America’s first animal shelter to fete its founding women

By Katie Park, The Philadelphia Inquirer
Published: April 12, 2019, 6:00am

In 1869, the Women’s Branch of the Pennsylvania Society for the Prevention of Cruelty to Animals opened in Philadelphia as the nation’s first animal shelter. Now, 150 years later, it still stands in the form of the Women’s Animal Center, a modern, airy shelter in Bensalem.

Yet the backstory of the shelter and its founder has largely fallen into obscurity.

That will change, said Catherine Malkemes, the shelter’s chief executive officer, and Suzanne L. Bush, president of the shelter’s board of directors.

On Sunday, the Women’s Animal Center, recently renamed from the Women’s Humane Society, will celebrate its 150th anniversary — a significant milestone, shelter management says, and one that will highlight the organization’s roots.

“We wanted to focus on the women because of the history and the fact that these women were so courageous and innovative,” Bush said.

To celebrate, there will be parties. A ribbon-cutting. A National Animal Shelter Day of Service, during which shelter officials hope people will volunteer, donate supplies or money, or adopt a pet. A ceremony around the shelter’s newly granted historical marker, to be staked this fall at either the Pennsylvania Women’s SPCA’s original meeting site at 923 Walnut St., or its first office, at 1320 Chestnut St.

They hope it will amplify the shelter’s history.

Consider the way the shelter started, Malkemes said, sitting in her office, as she carefully opened the organization’s first annual report, dated 1870.

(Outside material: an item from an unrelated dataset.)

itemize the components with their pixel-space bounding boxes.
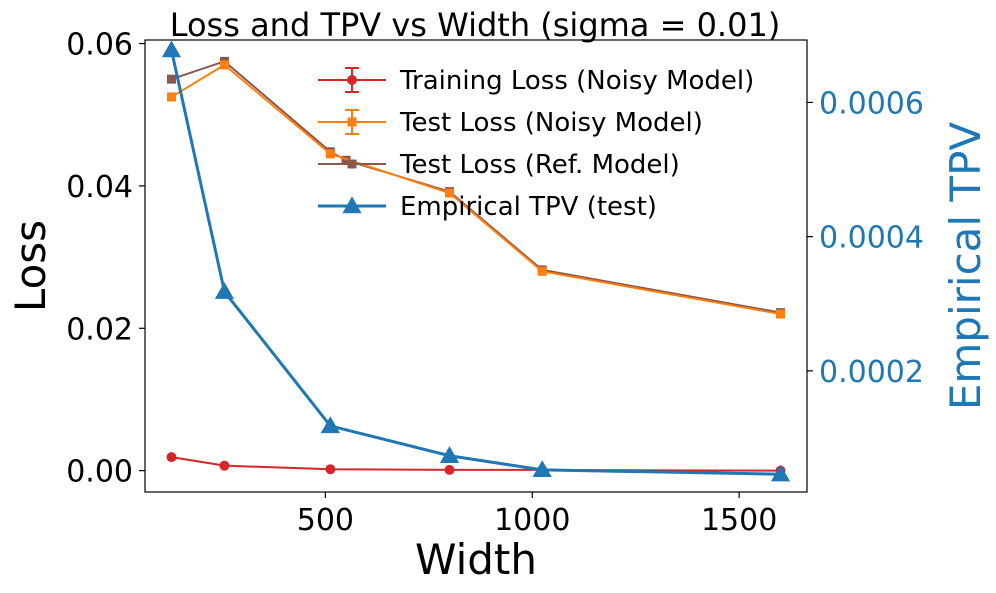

On April 14, 1869, she said, a little more than two dozen women clustered in the parlor of a Philadelphia home to talk about a troubling issue. They saw that carriage horses were beaten, overworked and malnourished. Stray dogs and cats roamed the streets. Others were corralled in the city’s pound and left to flounder.

Now, 150 years later, the shelter, relocated to a sprawling complex in Bensalem, houses more than 200 animals, a full-service veterinary hospital, physical therapy for animals, an education center, and a space for dog training.